Vorrei poter scrivere di questi giorni al Salone del Libro, ma ho ancora troppo da fare per la scuola domani, e poi c’è un libro ancora da presentare domani sera e mi devo preparare, quindi in omaggio all’amica traduttrice che in Canada ha pensato al mio frigo, ecco la foto:

Grazie Liseuse!

Magister, insegna a te stesso!

Quando entro in classe aspetto che si alzino tutti in piedi e che ci guardiamo reciprocamente negli occhi, poi li invito a risedersi. A volte chiedo anche che i ragazzi tirino su i pantaloni. Venerdì abbiamo discusso su quanta mutanda è opportuno mostrare. Era appena uscito l’articolo in cui si parlava del ragazzo inglese che aveva vinto la causa contro la scuola che non gli permetteva di portare i pantaloni larghi e bassi in vita, poiché imporre un codice di abbigliamento, secondo quel tribunale, ledeva i diritti umani.
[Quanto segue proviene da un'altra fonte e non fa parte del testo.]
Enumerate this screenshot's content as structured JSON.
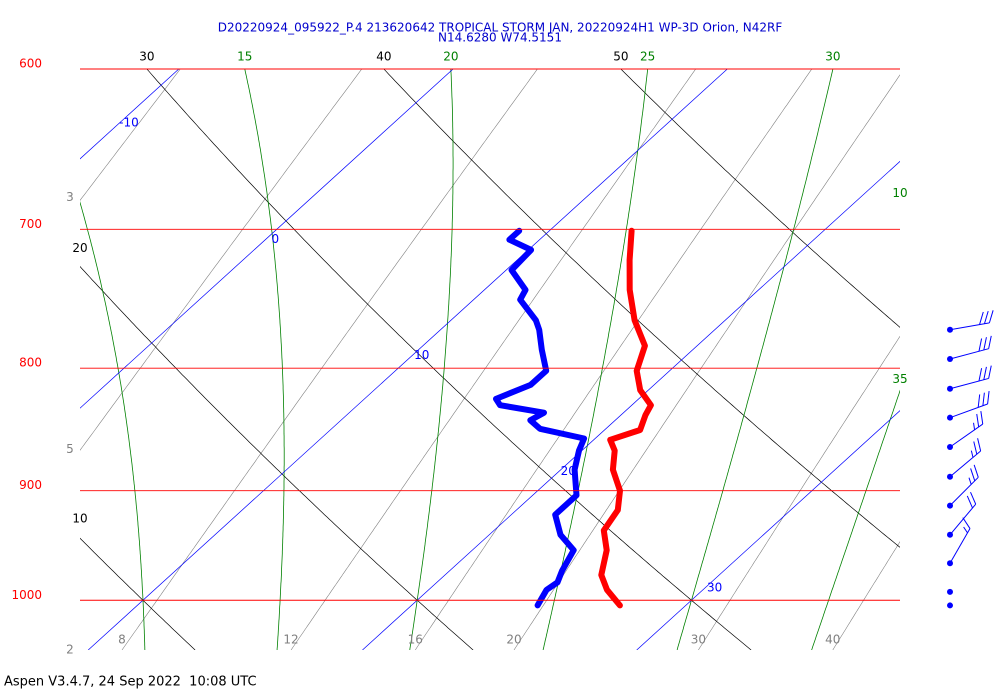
{
  "chart_data": {
    "type": "skewt",
    "title": "D20220924_095922_P.4 213620642 TROPICAL STORM JAN, 20220924H1 WP-3D Orion, N42RF",
    "subtitle": "N14.6280 W74.5151",
    "caption": "Aspen V3.4.7, 24 Sep 2022  10:08 UTC",
    "ylim": [
      1049,
      600
    ],
    "ylog": true,
    "xlim": [
      9.7,
      39.6
    ],
    "isobars": [
      600,
      700,
      800,
      900,
      1000
    ],
    "isotherms": [
      -10,
      0,
      10,
      20,
      30
    ],
    "dry_adiabats": [
      10,
      20,
      30,
      40,
      50
    ],
    "moist_adiabats": [
      10,
      15,
      20,
      25,
      30,
      35
    ],
    "mixing_ratios": [
      2,
      3,
      5,
      8,
      12,
      16,
      20,
      30,
      40
    ],
    "colors": {
      "title": "#0000cc",
      "isobars": "#ff0000",
      "isotherms": "#0000ff",
      "dry_adiabats": "#000000",
      "moist_adiabats": "#008000",
      "mixing_ratios": "#808080"
    },
    "series": [
      {
        "color": "#ff0000",
        "pressure": [
          1005,
          990,
          976,
          953,
          935,
          917,
          900,
          882,
          866,
          857,
          849,
          837,
          829,
          817,
          802,
          783,
          764,
          742,
          721,
          701
        ],
        "values": [
          27.6,
          26.5,
          25.7,
          24.9,
          24.0,
          23.7,
          23.0,
          21.9,
          21.2,
          20.6,
          21.3,
          20.9,
          20.7,
          19.7,
          18.8,
          18.1,
          16.7,
          15.3,
          14.1,
          13.0
        ]
      },
      {
        "color": "#0000ff",
        "pressure": [
          1005,
          990,
          983,
          972,
          953,
          939,
          921,
          904,
          882,
          866,
          856,
          848,
          841,
          835,
          829,
          824,
          813,
          802,
          786,
          771,
          764,
          749,
          742,
          728,
          714,
          707,
          701
        ],
        "values": [
          24.6,
          24.3,
          24.4,
          24.1,
          23.7,
          22.6,
          21.6,
          21.6,
          20.5,
          19.9,
          19.6,
          17.6,
          16.9,
          17.1,
          15.2,
          14.8,
          15.5,
          15.5,
          14.5,
          13.6,
          13.1,
          11.7,
          11.5,
          10.2,
          10.1,
          8.9,
          8.9
        ]
      }
    ],
    "wind": {
      "color": "#0000ff",
      "pressure": [
        771,
        793,
        816,
        839,
        863,
        888,
        913,
        939,
        965,
        992,
        1005
      ],
      "direction": [
        80,
        75,
        75,
        70,
        55,
        50,
        45,
        40,
        30,
        0,
        0
      ],
      "speed": [
        30,
        30,
        30,
        30,
        25,
        25,
        25,
        20,
        15,
        0,
        0
      ]
    }
  }
}
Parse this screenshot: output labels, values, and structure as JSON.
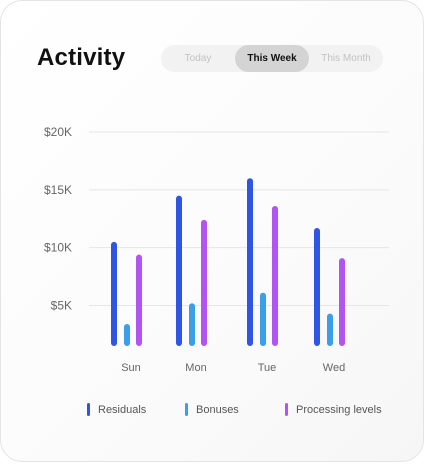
{
  "card": {
    "title": "Activity",
    "tabs": [
      {
        "label": "Today",
        "active": false
      },
      {
        "label": "This Week",
        "active": true
      },
      {
        "label": "This Month",
        "active": false
      }
    ]
  },
  "chart_data": {
    "type": "bar",
    "title": "",
    "xlabel": "",
    "ylabel": "",
    "categories": [
      "Sun",
      "Mon",
      "Tue",
      "Wed"
    ],
    "y_ticks": [
      "$20K",
      "$15K",
      "$10K",
      "$5K"
    ],
    "y_tick_values": [
      20000,
      15000,
      10000,
      5000
    ],
    "ylim": [
      1500,
      20000
    ],
    "grid": true,
    "legend_position": "bottom",
    "series": [
      {
        "name": "Residuals",
        "color": "#2f55e4",
        "values": [
          10500,
          14500,
          16000,
          11700
        ]
      },
      {
        "name": "Bonuses",
        "color": "#3a9fe8",
        "values": [
          3400,
          5200,
          6100,
          4300
        ]
      },
      {
        "name": "Processing levels",
        "color": "#b255f0",
        "values": [
          9400,
          12400,
          13600,
          9100
        ]
      }
    ]
  }
}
Ho detto che il mio discrimine era la “riga”: non intendo discutere sull’indiscutibile fascino di G., tuttavia non desidero vedere 4 dita di immacolate mutande di design nonchalantemente strette fra le chiappe esposte (nell’intervallo può però riabbassare il pantalone per lo struscio nei corridoi); e per le pari opportunità ho aggiunto che anche l’invidiabile decolté di R. dovrebbe attenersi al discrimine della “riga”. E giù a parlare di criteri estetici, rispetto e via discorrendo.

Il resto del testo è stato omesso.